Governance issues around the world continue to prove there are significant deficiencies in the processes and regulatory frameworks, that would protect the integrity of national democracies. In the best cases, governments have depended on the ethical quality of politicians to abide by unwritten, historical conventions, and in the worst cases, despotic and corrupt leaders have counted on the weakness of national law to subvert the function of democracy for personal gain.

On the best of days, we can expect good people to cooperate and build the best government they can, but we must also plan for the worst days, when we must rely on the strength of our civic institutions and the regulations that govern them, to protect us from disaster and tyranny.

There have always been bad people attracted to the power of government. We know how to write robust rules that stop abusive behaviours. We need to make sure those rules are present at every level of government, everywhere and we must ensure they are constantly updated to protect against new forms of abuse.

The real problem is, there has never been a trusted custodian for these rules, outside the reach of the corrupt politicians they are designed to constrain. It is a profound conflict of interest for a government to be solely responsible for its own oversight.

GCHRD History

The GCHRD started in 2006 in Canada and is based in Vancouver today. Since then, our engagement with the public about certified standards of democratic process has produced strong and positive feedback. Our social media presence (see images throughout this site) attracted the top democracy advocates in over 30 countries, several progressive politicians from leading western nations and one head of state. To gauge grass roots support we travelled over 15,000 kilometres around Canada in 2015 to poll citizens directly. We found they clearly understand the importance of robust democratic process and they strongly support the need for process protections. We also received many excellent suggestions for additions to the basic standards we presented.
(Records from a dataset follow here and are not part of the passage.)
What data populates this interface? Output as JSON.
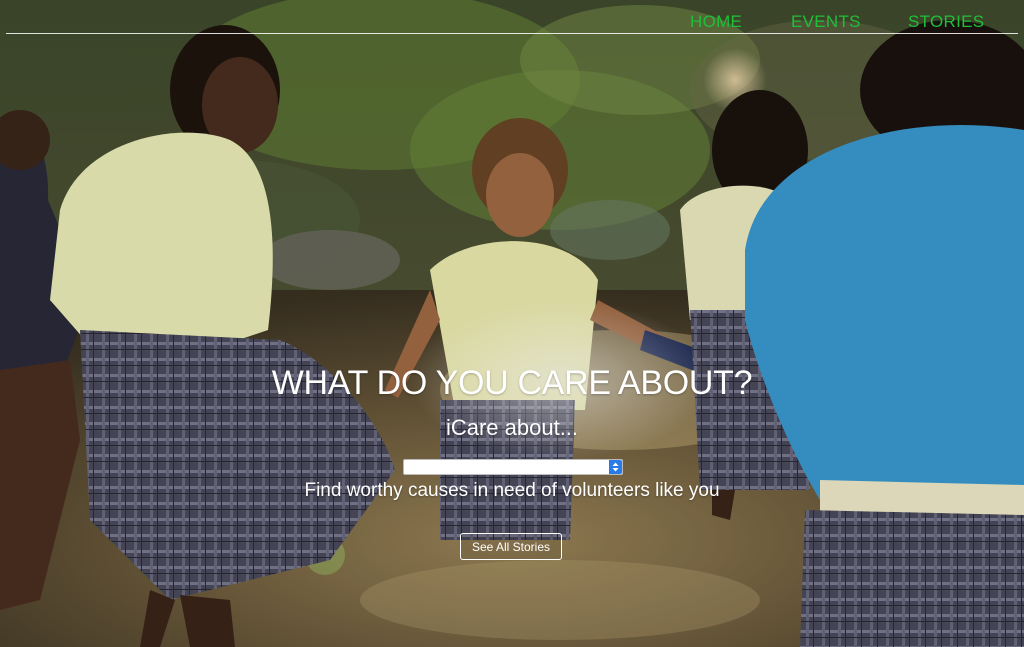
{
  "nav": {
    "items": [
      {
        "label": "HOME"
      },
      {
        "label": "EVENTS"
      },
      {
        "label": "STORIES"
      }
    ],
    "link_color": "#1fbf3a"
  },
  "hero": {
    "headline": "WHAT DO YOU CARE ABOUT?",
    "subhead": "iCare about...",
    "cause_select": {
      "selected": ""
    },
    "tagline": "Find worthy causes in need of volunteers like you",
    "cta_label": "See All Stories"
  },
  "colors": {
    "accent_nav": "#1fbf3a",
    "select_arrow": "#2b7be6",
    "text": "#ffffff"
  }
}
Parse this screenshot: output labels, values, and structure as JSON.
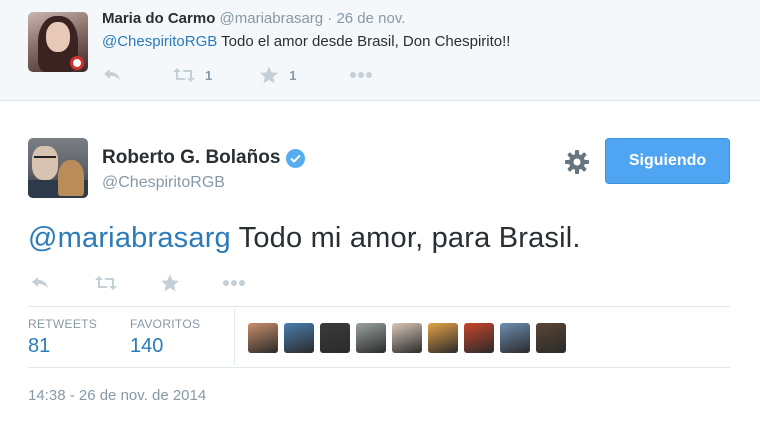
{
  "reply": {
    "name": "Maria do Carmo",
    "handle": "@mariabrasarg",
    "time": "· 26 de nov.",
    "mention": "@ChespiritoRGB",
    "text": " Todo el amor desde Brasil, Don Chespirito!!",
    "retweet_count": "1",
    "favorite_count": "1"
  },
  "tweet": {
    "name": "Roberto G. Bolaños",
    "handle": "@ChespiritoRGB",
    "follow_label": "Siguiendo",
    "mention": "@mariabrasarg",
    "text": " Todo mi amor, para Brasil.",
    "stats": {
      "retweets_label": "RETWEETS",
      "retweets_value": "81",
      "favorites_label": "FAVORITOS",
      "favorites_value": "140"
    },
    "timestamp": "14:38 - 26 de nov. de 2014"
  },
  "favoriters": [
    {
      "color": "#c98f6a"
    },
    {
      "color": "#4a7fb0"
    },
    {
      "color": "#3b3b3b"
    },
    {
      "color": "#9aa3a0"
    },
    {
      "color": "#d9c7b8"
    },
    {
      "color": "#e3a247"
    },
    {
      "color": "#c7452b"
    },
    {
      "color": "#6d8fb3"
    },
    {
      "color": "#5a4636"
    }
  ],
  "icons": {
    "reply": "reply-icon",
    "retweet": "retweet-icon",
    "favorite": "star-icon",
    "more": "more-icon",
    "verified": "verified-icon",
    "settings": "gear-icon"
  },
  "colors": {
    "accent": "#55acee",
    "link": "#2b7bb9",
    "follow_button": "#4fa5f1",
    "muted": "#8899a6"
  }
}
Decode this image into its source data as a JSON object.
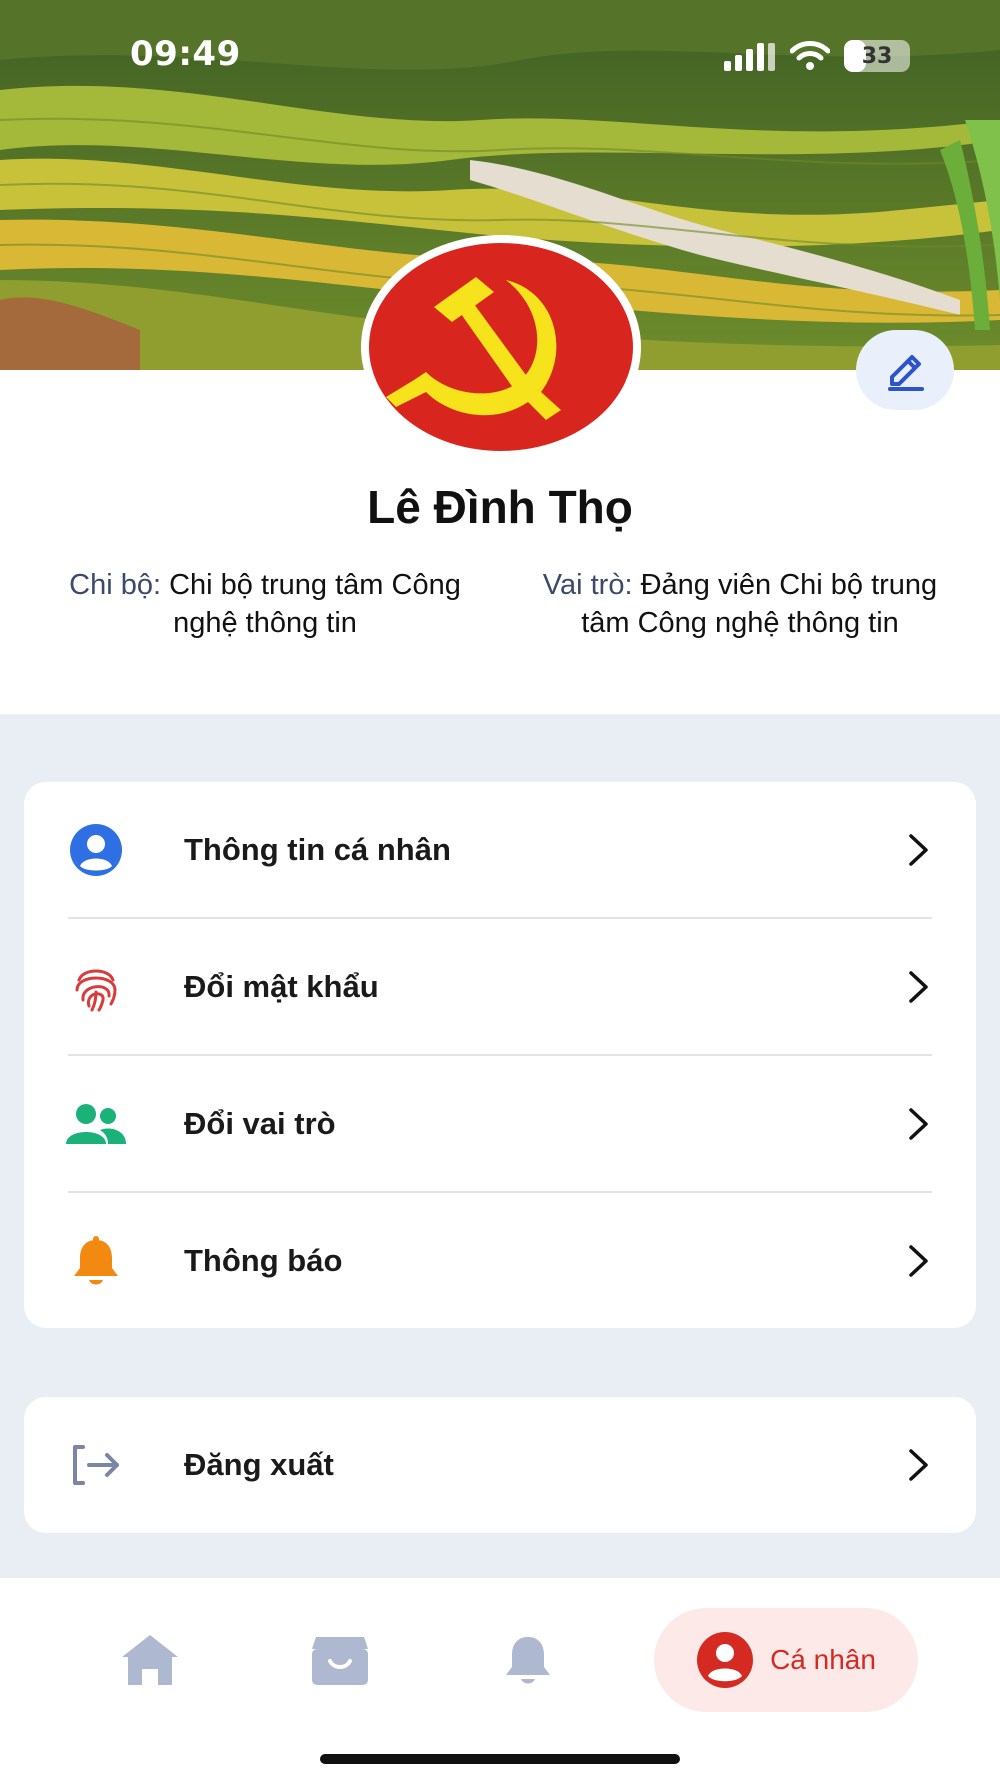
{
  "status_bar": {
    "time": "09:49",
    "battery": "33",
    "battery_level": 0.33
  },
  "profile": {
    "name": "Lê Đình Thọ",
    "branch_label": "Chi bộ:",
    "branch_value": "Chi bộ trung tâm Công nghệ thông tin",
    "role_label": "Vai trò:",
    "role_value": "Đảng viên Chi bộ trung tâm Công nghệ thông tin"
  },
  "menu": {
    "items": [
      {
        "label": "Thông tin cá nhân",
        "icon": "user-circle-icon",
        "color": "#2f6fe4"
      },
      {
        "label": "Đổi mật khẩu",
        "icon": "fingerprint-icon",
        "color": "#d93b3b"
      },
      {
        "label": "Đổi vai trò",
        "icon": "users-icon",
        "color": "#1bb27a"
      },
      {
        "label": "Thông báo",
        "icon": "bell-icon",
        "color": "#f28a12"
      }
    ],
    "logout_label": "Đăng xuất"
  },
  "bottom_nav": {
    "items": [
      {
        "icon": "home-icon"
      },
      {
        "icon": "archive-box-icon"
      },
      {
        "icon": "bell-icon"
      },
      {
        "icon": "user-circle-icon",
        "label": "Cá nhân",
        "active": true
      }
    ]
  },
  "colors": {
    "accent": "#d42a22",
    "flag_red": "#d8261f",
    "emblem_yellow": "#f7e31c",
    "background": "#e9eef5"
  }
}
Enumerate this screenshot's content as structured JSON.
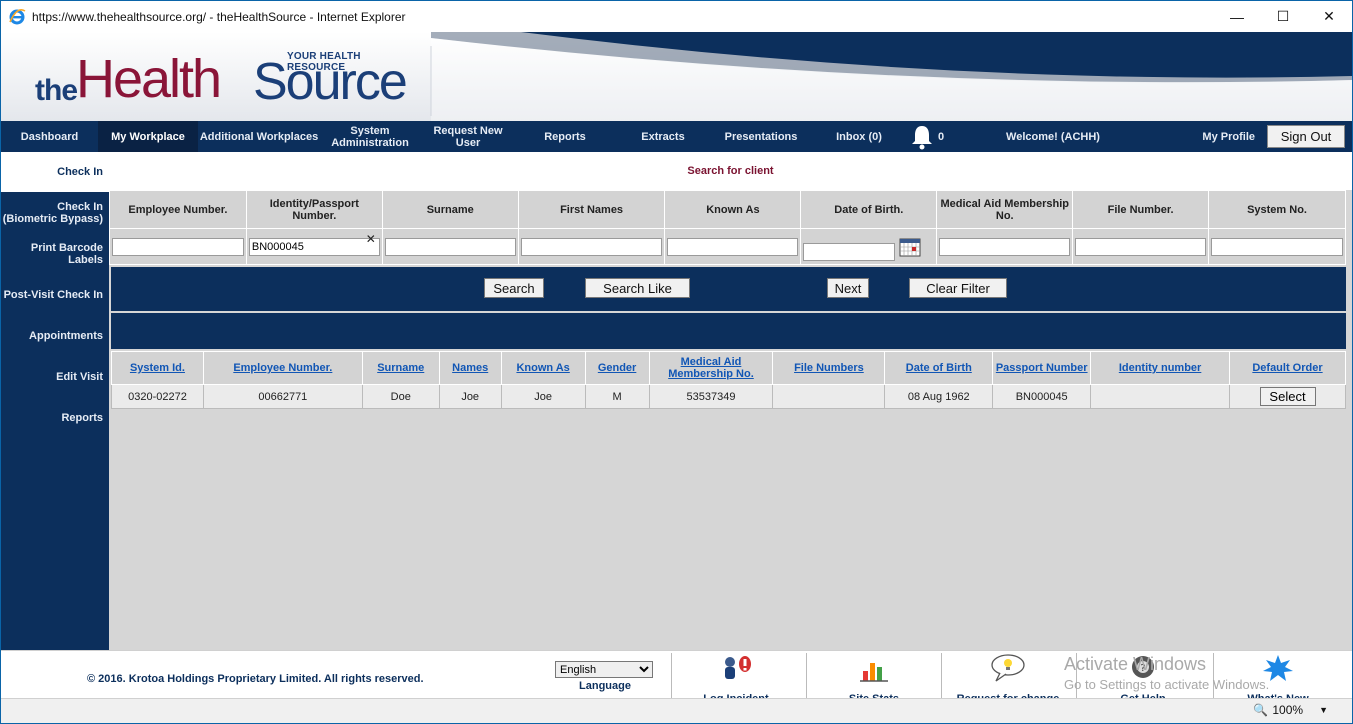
{
  "window": {
    "title": "https://www.thehealthsource.org/ - theHealthSource - Internet Explorer",
    "minimize": "—",
    "maximize": "☐",
    "close": "✕"
  },
  "logo": {
    "tagline": "YOUR HEALTH RESOURCE",
    "the": "the",
    "health": "Health",
    "source": "Source"
  },
  "topnav": {
    "dashboard": "Dashboard",
    "my_workplace": "My Workplace",
    "additional_workplaces": "Additional Workplaces",
    "system_administration": "System Administration",
    "request_new_user": "Request New User",
    "reports": "Reports",
    "extracts": "Extracts",
    "presentations": "Presentations",
    "inbox": "Inbox (0)",
    "notifications_count": "0",
    "welcome": "Welcome! (ACHH)",
    "my_profile": "My Profile",
    "sign_out": "Sign Out"
  },
  "sidebar": {
    "items": [
      {
        "label": "Check In"
      },
      {
        "label": "Check In (Biometric Bypass)"
      },
      {
        "label": "Print Barcode Labels"
      },
      {
        "label": "Post-Visit Check In"
      },
      {
        "label": "Appointments"
      },
      {
        "label": "Edit Visit"
      },
      {
        "label": "Reports"
      }
    ]
  },
  "search": {
    "title": "Search for client",
    "columns": [
      "Employee Number.",
      "Identity/Passport Number.",
      "Surname",
      "First Names",
      "Known As",
      "Date of Birth.",
      "Medical Aid Membership No.",
      "File Number.",
      "System No."
    ],
    "identity_value": "BN000045",
    "buttons": {
      "search": "Search",
      "search_like": "Search Like",
      "next": "Next",
      "clear_filter": "Clear Filter"
    }
  },
  "results": {
    "columns": [
      "System Id.",
      "Employee Number.",
      "Surname",
      "Names",
      "Known As",
      "Gender",
      "Medical Aid Membership No.",
      "File Numbers",
      "Date of Birth",
      "Passport Number",
      "Identity number",
      "Default Order"
    ],
    "rows": [
      {
        "system_id": "0320-02272",
        "employee_number": "00662771",
        "surname": "Doe",
        "names": "Joe",
        "known_as": "Joe",
        "gender": "M",
        "medical_aid": "53537349",
        "file_numbers": "",
        "date_of_birth": "08 Aug 1962",
        "passport_number": "BN000045",
        "identity_number": "",
        "action": "Select"
      }
    ]
  },
  "footer": {
    "copyright": "© 2016. Krotoa Holdings Proprietary Limited. All rights reserved.",
    "language_selected": "English",
    "language_label": "Language",
    "tools": [
      "Log Incident",
      "Site Stats",
      "Request for change",
      "Get Help",
      "What's New"
    ],
    "watermark_line1": "Activate Windows",
    "watermark_line2": "Go to Settings to activate Windows."
  },
  "statusbar": {
    "zoom": "100%"
  },
  "colors": {
    "navy": "#0c2f5c",
    "brand_red": "#8a1538",
    "link_blue": "#1156b5"
  }
}
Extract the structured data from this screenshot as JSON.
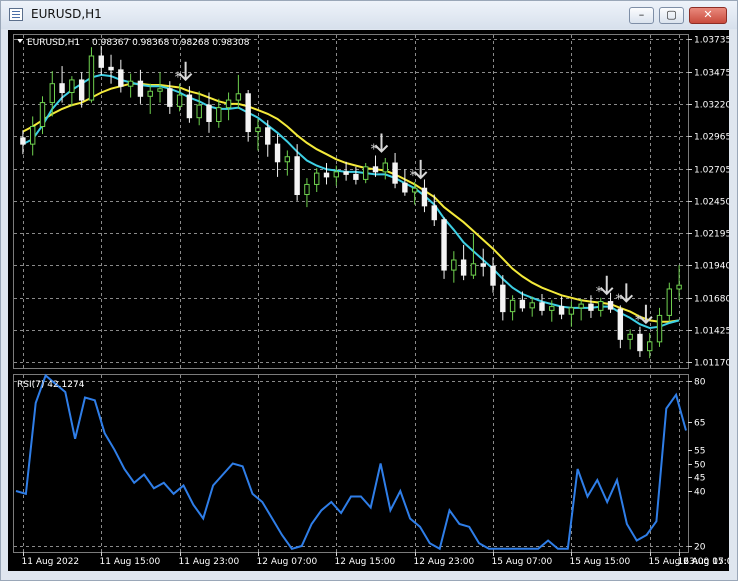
{
  "window": {
    "title": "EURUSD,H1",
    "buttons": {
      "minimize": "–",
      "maximize": "▢",
      "close": "✕"
    }
  },
  "main_chart": {
    "symbol_label": "EURUSD,H1",
    "ohlc_text": "0.98367 0.98368 0.98268 0.98308",
    "price_labels": [
      "1.03735",
      "1.03475",
      "1.03220",
      "1.02965",
      "1.02705",
      "1.02450",
      "1.02195",
      "1.01940",
      "1.01680",
      "1.01425",
      "1.01170"
    ],
    "colors": {
      "background": "#000000",
      "grid": "#8a8a8a",
      "bull_candle": "#6fd14f",
      "bear_candle": "#f4f4f4",
      "fast_ma": "#3ed0e5",
      "slow_ma": "#f4ea3a",
      "arrow": "#d8d8d8"
    },
    "markers": [
      {
        "type": "sell-arrow",
        "near": "12 Aug 07:00"
      },
      {
        "type": "sell-arrow",
        "near": "12 Aug 23:00"
      },
      {
        "type": "sell-arrow",
        "near": "15 Aug 07:00"
      },
      {
        "type": "sell-arrow",
        "near": "16 Aug 07:00"
      },
      {
        "type": "sell-arrow",
        "near": "16 Aug 07:00"
      },
      {
        "type": "sell-arrow",
        "near": "16 Aug 15:00"
      }
    ]
  },
  "rsi": {
    "label": "RSI(7) 42.1274",
    "levels": [
      "80",
      "65",
      "55",
      "50",
      "45",
      "40",
      "20"
    ]
  },
  "time_labels": [
    "11 Aug 2022",
    "11 Aug 15:00",
    "11 Aug 23:00",
    "12 Aug 07:00",
    "12 Aug 15:00",
    "12 Aug 23:00",
    "15 Aug 07:00",
    "15 Aug 15:00",
    "15 Aug 23:00",
    "16 Aug 07:00",
    "16 Aug 15:00"
  ],
  "chart_data": {
    "type": "candlestick",
    "series": [
      {
        "name": "EURUSD,H1",
        "ohlc": [
          [
            1.0295,
            1.0301,
            1.0282,
            1.029
          ],
          [
            1.029,
            1.0312,
            1.0281,
            1.0304
          ],
          [
            1.0304,
            1.0328,
            1.0298,
            1.0323
          ],
          [
            1.0323,
            1.0348,
            1.0312,
            1.0338
          ],
          [
            1.0338,
            1.0352,
            1.0323,
            1.0331
          ],
          [
            1.0331,
            1.0344,
            1.032,
            1.0341
          ],
          [
            1.0341,
            1.0347,
            1.0319,
            1.0325
          ],
          [
            1.0325,
            1.0367,
            1.0323,
            1.036
          ],
          [
            1.036,
            1.0368,
            1.0345,
            1.0351
          ],
          [
            1.0351,
            1.0361,
            1.0338,
            1.0349
          ],
          [
            1.0349,
            1.0357,
            1.0331,
            1.0336
          ],
          [
            1.0336,
            1.0346,
            1.0327,
            1.034
          ],
          [
            1.034,
            1.0349,
            1.0322,
            1.0328
          ],
          [
            1.0328,
            1.0338,
            1.0314,
            1.0332
          ],
          [
            1.0332,
            1.0347,
            1.0323,
            1.0334
          ],
          [
            1.0334,
            1.034,
            1.0314,
            1.032
          ],
          [
            1.032,
            1.0338,
            1.0316,
            1.0329
          ],
          [
            1.0329,
            1.0336,
            1.0307,
            1.0311
          ],
          [
            1.0311,
            1.0332,
            1.0305,
            1.0321
          ],
          [
            1.0321,
            1.0331,
            1.0299,
            1.0308
          ],
          [
            1.0308,
            1.0326,
            1.0303,
            1.0319
          ],
          [
            1.0319,
            1.0331,
            1.0309,
            1.0325
          ],
          [
            1.0325,
            1.0345,
            1.0318,
            1.033
          ],
          [
            1.033,
            1.0333,
            1.0292,
            1.03
          ],
          [
            1.03,
            1.031,
            1.0285,
            1.0303
          ],
          [
            1.0303,
            1.0309,
            1.028,
            1.029
          ],
          [
            1.029,
            1.0298,
            1.0264,
            1.0276
          ],
          [
            1.0276,
            1.0285,
            1.0265,
            1.028
          ],
          [
            1.028,
            1.029,
            1.0245,
            1.025
          ],
          [
            1.025,
            1.0263,
            1.024,
            1.0258
          ],
          [
            1.0258,
            1.0271,
            1.0252,
            1.0267
          ],
          [
            1.0267,
            1.0275,
            1.0258,
            1.0264
          ],
          [
            1.0264,
            1.0273,
            1.0257,
            1.0268
          ],
          [
            1.0268,
            1.0276,
            1.0261,
            1.0266
          ],
          [
            1.0266,
            1.0272,
            1.0258,
            1.0262
          ],
          [
            1.0262,
            1.0275,
            1.0259,
            1.0272
          ],
          [
            1.0272,
            1.0281,
            1.0264,
            1.0268
          ],
          [
            1.0268,
            1.0279,
            1.0262,
            1.0275
          ],
          [
            1.0275,
            1.0283,
            1.0255,
            1.0259
          ],
          [
            1.0259,
            1.027,
            1.0249,
            1.0252
          ],
          [
            1.0252,
            1.026,
            1.0242,
            1.0255
          ],
          [
            1.0255,
            1.0262,
            1.0236,
            1.0241
          ],
          [
            1.0241,
            1.025,
            1.0225,
            1.023
          ],
          [
            1.023,
            1.0232,
            1.0183,
            1.019
          ],
          [
            1.019,
            1.0205,
            1.018,
            1.0198
          ],
          [
            1.0198,
            1.021,
            1.0182,
            1.0186
          ],
          [
            1.0186,
            1.0219,
            1.0183,
            1.0195
          ],
          [
            1.0195,
            1.0207,
            1.0185,
            1.0193
          ],
          [
            1.0193,
            1.02,
            1.0172,
            1.0178
          ],
          [
            1.0178,
            1.0186,
            1.015,
            1.0157
          ],
          [
            1.0157,
            1.017,
            1.015,
            1.0166
          ],
          [
            1.0166,
            1.0173,
            1.0157,
            1.016
          ],
          [
            1.016,
            1.0169,
            1.0153,
            1.0164
          ],
          [
            1.0164,
            1.0171,
            1.0154,
            1.0158
          ],
          [
            1.0158,
            1.0166,
            1.0149,
            1.0161
          ],
          [
            1.0161,
            1.0169,
            1.0151,
            1.0155
          ],
          [
            1.0155,
            1.0165,
            1.0145,
            1.016
          ],
          [
            1.016,
            1.0167,
            1.015,
            1.0163
          ],
          [
            1.0163,
            1.017,
            1.0152,
            1.0158
          ],
          [
            1.0158,
            1.0168,
            1.0153,
            1.0165
          ],
          [
            1.0165,
            1.0172,
            1.0156,
            1.0159
          ],
          [
            1.0159,
            1.0162,
            1.0128,
            1.0135
          ],
          [
            1.0135,
            1.0143,
            1.0127,
            1.0139
          ],
          [
            1.0139,
            1.0145,
            1.0121,
            1.0126
          ],
          [
            1.0126,
            1.014,
            1.012,
            1.0133
          ],
          [
            1.0133,
            1.016,
            1.0129,
            1.0154
          ],
          [
            1.0154,
            1.018,
            1.0149,
            1.0175
          ],
          [
            1.0175,
            1.0194,
            1.0166,
            1.0178
          ]
        ]
      },
      {
        "name": "fast MA",
        "values": [
          1.029,
          1.0294,
          1.0305,
          1.0318,
          1.0327,
          1.0333,
          1.0338,
          1.0343,
          1.0345,
          1.0344,
          1.0341,
          1.0339,
          1.0337,
          1.0336,
          1.0336,
          1.0334,
          1.0331,
          1.0327,
          1.0324,
          1.032,
          1.0318,
          1.0318,
          1.0319,
          1.0315,
          1.0311,
          1.0305,
          1.0299,
          1.0292,
          1.0284,
          1.0277,
          1.0273,
          1.027,
          1.0269,
          1.0268,
          1.0268,
          1.0267,
          1.0266,
          1.0266,
          1.0263,
          1.0259,
          1.0255,
          1.0249,
          1.0242,
          1.0231,
          1.0222,
          1.0212,
          1.0205,
          1.0198,
          1.0191,
          1.0183,
          1.0176,
          1.0171,
          1.0168,
          1.0165,
          1.0163,
          1.0161,
          1.016,
          1.016,
          1.016,
          1.0161,
          1.0161,
          1.0156,
          1.0152,
          1.0147,
          1.0144,
          1.0145,
          1.0148,
          1.015
        ]
      },
      {
        "name": "slow MA",
        "values": [
          1.03,
          1.0304,
          1.0309,
          1.0314,
          1.0318,
          1.0321,
          1.0323,
          1.0327,
          1.0331,
          1.0334,
          1.0336,
          1.0338,
          1.0338,
          1.0337,
          1.0337,
          1.0336,
          1.0335,
          1.0332,
          1.033,
          1.0327,
          1.0324,
          1.0322,
          1.0322,
          1.032,
          1.0317,
          1.0314,
          1.031,
          1.0304,
          1.0297,
          1.0291,
          1.0286,
          1.0282,
          1.0278,
          1.0275,
          1.0273,
          1.0271,
          1.027,
          1.0269,
          1.0266,
          1.0262,
          1.0258,
          1.0253,
          1.0248,
          1.024,
          1.0234,
          1.0228,
          1.0221,
          1.0214,
          1.0207,
          1.0199,
          1.0191,
          1.0185,
          1.018,
          1.0176,
          1.0173,
          1.017,
          1.0168,
          1.0166,
          1.0165,
          1.0164,
          1.0163,
          1.016,
          1.0157,
          1.0153,
          1.015,
          1.0149,
          1.0149,
          1.015
        ]
      },
      {
        "name": "RSI(7)",
        "values": [
          40,
          39,
          72,
          82,
          79,
          76,
          59,
          74,
          73,
          61,
          55,
          48,
          43,
          46,
          41,
          43,
          39,
          42,
          35,
          30,
          42,
          46,
          50,
          49,
          39,
          36,
          30,
          24,
          14,
          20,
          28,
          33,
          36,
          32,
          38,
          38,
          34,
          50,
          33,
          40,
          30,
          27,
          21,
          18,
          33,
          28,
          27,
          21,
          15,
          13,
          15,
          15,
          10,
          18,
          22,
          19,
          9,
          48,
          38,
          44,
          36,
          44,
          28,
          22,
          24,
          29,
          70,
          75,
          62
        ]
      }
    ],
    "ylim": [
      1.0117,
      1.03735
    ],
    "rsi_ylim": [
      20,
      80
    ],
    "grid": true
  }
}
The GCHRD will work to maintain democracies as the most trusted governments in the world, by providing research, publication and advancement of the highest standards of fair democratic process and the independent codification of universal human rights.

Civic Structure

The GCHRD is designed to operate in concert with other global institutions and national governments. Our work fills an important functional gap between the United Nations and the International Criminal Court, and requires operational independence from the daily politics of national governments.

United Nations

• international liaison and cooperation

• representatives appointed by national governments.

• voluntary participation by national governments

• national governments select ambassadors

International Criminal Court

• transnational justice

• representatives appointed by national governments.

• voluntary participation by national governments

• national governments select judges

Global Council for
Human Rights and Democracy

• codify rights, develop and maintain robust democratic processes, certify government implementations

• oversight body elected by citizens

• citizens nominate their most trusted representatives

• voluntary participation by national governments

• transparent analysis and public reporting

Reporting and Public Commentary

An important function of the GCHRD is public education about damage to democratic process, as a root cause of common political issues. Our tools are, timely social media comment on current political events, and the publication of reports on major topics of process and rights. Our comments and reporting cast an objective light on the erosion, dysfunction and manipulation of democratic processes and universal human rights.